As droughts grip portions of the country and perhaps become even more prevalent in the years to come, conservation of our water resources will become more and more important. I was very glad to see that the US Green Building Council increased its emphasis on Water Efficiency in the new LEED (Leadership in Energy and Environmental Design) Rating System for Existing Buildings. To me this validates an increased awareness.

Water conservation can have a positive impact on our rivers and streams in several different ways.

  • First, reducing the amount of water we use reduces the amount of water that needs to be drawn from our rivers and streams. You only need to look at the Colorado River and observe the trickle of water that now makes south into Mexico to see the impact of drawing too much water from a river.
  • Second, most of the water that is used is flushed back out into our rivers and streams adding pollution in the form of chemicals, garbage and human waste. A significant portion of our rivers are unsafe to drink from, fish from or swim in due in large part to this overflow.
  • Third, the embodied energy to pump and process this water adds to our overall energy usage which contributes to carbon emissions.
  • Fourth, we the consumers pay for the costs to pump, process, store and to building the infrastructure to support these activities in the form of utility, sewer and tax bills.
  • And last but not least, there is evidence that the continued draw of water followed by the flush of water back into the rivers is causing the them to “age” faster. The change in water flow is increasing erosion and sedimentation of the rivers which restricts the flow, may lead to increased flooding, and harms the wildlife that depend on the waters. Like the effect cholesterol has on our blood vessels, this sedimentation has the same effect on our rivers and streams.

A thought occurred to me while my wife and I were discussing ways to Reduce, Reuse and Recycle around our house. Several years ago my wife and I bought an RV so we could follow the Lewis and Clark Trail across the country. For those not familiar with RVing one of the great things about it is being “self contained”. You take your water and all your “facilities” with you. You can then park just about any where and camp. What you learn very quickly, is that you are limited in how long you can be “self contained” by, of all things, water.
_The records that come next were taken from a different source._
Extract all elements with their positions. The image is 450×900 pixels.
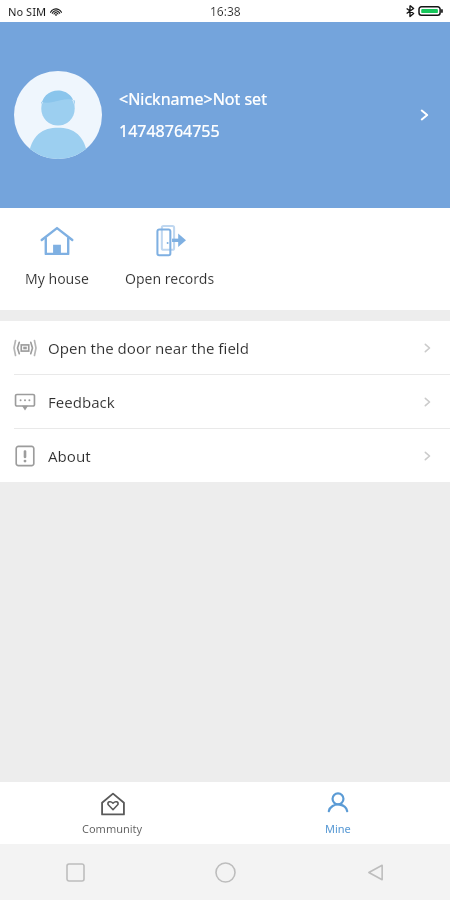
staticText: Open records [125,269,215,288]
button[interactable]: About [0,429,450,482]
other: Recents [67,864,84,881]
staticText: No SIM [8,4,47,19]
other: Home [215,862,236,883]
button[interactable]: Feedback [0,375,450,428]
other: Open profile details [416,107,432,123]
staticText: 14748764755 [119,120,220,142]
button[interactable]: Mine [225,782,450,844]
button[interactable]: Open the door near the field [0,321,450,374]
staticText: <Nickname>Not set [119,88,267,110]
staticText: Community [82,821,143,836]
staticText: Mine [325,821,351,836]
staticText: 16:38 [210,3,241,19]
staticText: Feedback [48,392,420,412]
staticText: About [48,446,420,466]
staticText: My house [25,269,89,288]
button[interactable]: <Nickname>Not set [0,22,450,208]
button[interactable]: My house [0,208,114,310]
button[interactable]: Open records [114,208,226,310]
other: Back [366,863,385,882]
button[interactable]: Community [0,782,225,844]
staticText: Open the door near the field [48,338,420,358]
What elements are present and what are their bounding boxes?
An RV has three tanks (basically); the fresh water tank holds all your potable water for drinking, cooking, washing, showering and flushing; the gray water tank holds all of the waste water from the sinks and showers and the black water tank holds the flushed water. When either the fresh water runs out, or the gray or black tanks fill up you have to pack up, move the RV and dump the tanks and fill the fresh water. Because our RV and its takes are relatively small, we have learned to adapt.

When washing dishes for example, we get the dishes wet then turn off the water. We then scrub a sink full of dishes at a time before rinsing them. This method uses very little water. We use a similar concept when showering…get an area wet, turn off the water, soap it up, then rinse it. We find that even little things, like brushing our teeth are done with as little water as possible.

So, back to the thought I mentioned, I wonder if it would be possible to change our living habits to incorporate this minimalistic approach to using water in our day to day lives. I have started with turning the water off while brushing my teeth. Seems simple enough, yet a surprisingly difficult habit to break. Its a way to start, I think. Maybe we will try an “RV Week” and try use as little water as possible during the week. It will be interesting to measure the impact of just one week on our water consumption.